Pengamat Transportasi Bandingkan Perkembangan Angkutan Umum di Jakarta dari Masa ke Masa, Siapa yang Paling Berjasa?

IVOOX.id – Pertanyaan tentang siapa yang paling berjasa membangun angkutan umum Jakarta selalu mengundang perdebatan. Moda transportasi massal ibu kota dari TransJakarta, MRT, hingga LRT tidak lahir dalam semalam. Ia adalah hasil estafet panjang yang melibatkan visi, eksekusi, dan kadang kontroversi dari berbagai pemimpin.
“Jakarta kini bukan lagi kota termacet di Indonesia. Berdasarkan Indeks TomTom Traffic 2024, ibu kota berada di peringkat kelima nasional dan ke-90 dunia, tertinggal di bawah Bandung, Medan, dan Palembang. Capaian ini bukan kebetulan, melainkan buah transformasi sistemik yang berjalan konsisten sejak 2004,” ujar Djoko Setijowarno , Ketua Pemberdayaan dan Pengembangan Wilayah Masyarakat Transportasi Indonesia (MTI) Pusat kepada ivoox.id Senin (11/8/2025).

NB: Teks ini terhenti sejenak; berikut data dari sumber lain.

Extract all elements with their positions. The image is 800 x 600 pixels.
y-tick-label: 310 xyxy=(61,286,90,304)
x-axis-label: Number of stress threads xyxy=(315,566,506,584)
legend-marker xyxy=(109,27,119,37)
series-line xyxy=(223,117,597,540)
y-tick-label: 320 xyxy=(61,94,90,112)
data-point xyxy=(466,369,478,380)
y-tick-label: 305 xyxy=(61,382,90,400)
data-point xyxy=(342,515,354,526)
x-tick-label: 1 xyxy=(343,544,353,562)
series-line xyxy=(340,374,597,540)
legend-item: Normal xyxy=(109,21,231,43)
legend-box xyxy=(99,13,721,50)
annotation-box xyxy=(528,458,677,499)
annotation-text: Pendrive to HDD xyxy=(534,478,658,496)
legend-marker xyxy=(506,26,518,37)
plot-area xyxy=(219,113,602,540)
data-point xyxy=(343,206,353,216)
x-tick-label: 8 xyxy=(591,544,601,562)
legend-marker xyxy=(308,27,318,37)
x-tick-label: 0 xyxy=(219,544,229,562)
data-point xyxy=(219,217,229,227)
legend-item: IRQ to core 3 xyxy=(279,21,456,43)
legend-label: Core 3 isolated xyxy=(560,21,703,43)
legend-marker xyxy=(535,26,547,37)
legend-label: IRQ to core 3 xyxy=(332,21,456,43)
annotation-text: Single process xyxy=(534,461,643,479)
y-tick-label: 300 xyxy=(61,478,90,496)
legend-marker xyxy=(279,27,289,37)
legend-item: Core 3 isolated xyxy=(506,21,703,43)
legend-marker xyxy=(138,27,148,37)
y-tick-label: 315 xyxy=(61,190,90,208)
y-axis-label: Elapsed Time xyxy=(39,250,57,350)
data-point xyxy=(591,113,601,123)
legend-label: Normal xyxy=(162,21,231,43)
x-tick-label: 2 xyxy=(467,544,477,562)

Era Sutiyoso menjadi tonggak penting. Tahun 2004, TransJakarta lahir sebagai pionir bus rapid transit di Asia Tenggara. “Saat itu, kami menghadapi banyak tantangan, mulai dari pembebasan jalur hingga perubahan perilaku pengguna jalan,” ujar Sutiyoso. Ia dianggap berjasa sebagai penggagas, meski kualitas layanan awal sering menuai kritik.
Fauzi Bowo melanjutkan proyek ini dengan memperluas koridor dan armada. “Kita tidak bisa membangun transportasi massal secara instan, ini butuh kesinambungan,” ujarnya. Namun, banyak pengamat menilai laju pengembangan di eranya terbilang konservatif, sehingga kemajuan tidak terlalu terasa.
Joko Widodo memecah kebuntuan dengan memulai proyek MRT yang sudah lama mandek di meja perencanaan. “MRT adalah kebutuhan mendesak, kita harus mulai walau biayanya besar,” tegasnya. Langkah ini menjadi lompatan besar, meskipun ia tidak sempat meresmikan karena naik menjadi Presiden.
Basuki Tjahaja Purnama (Ahok) mengambil alih dengan pendekatan lebih agresif. Ia mempercepat konstruksi MRT, menata halte busway, dan melakukan integrasi layanan. Gaya kepemimpinannya yang keras menuai pro dan kontra, tapi tak bisa dipungkiri progres fisiknya signifikan.
Anies Baswedan kemudian memetik hasilnya. Ia meresmikan MRT fase pertama, memulai pembangunan LRT, dan memperluas integrasi lewat JakLingko. “Transportasi massal harus ramah bagi semua kalangan dan terintegrasi dari hulu ke hilir,” ujarnya. Ia juga fokus pada kemudahan akses dan tarif terjangkau.
Heru Budi Hartono, sebagai penjabat, berperan melanjutkan pekerjaan rumah, terutama penyelesaian LRT dan optimalisasi layanan yang ada.
Jika dinilai dari ide, Sutiyoso memulai. Dari eksekusi besar, Jokowi dan Ahok menjadi penggerak utama. Dari integrasi dan pengalaman pengguna, Anies membawa pembaruan. Maka, siapa yang paling berjasa? Jawabannya mungkin bukan satu nama, melainkan rangkaian tangan yang bekerja di lintas waktu, dengan kontribusi dan kelemahannya masing-masing.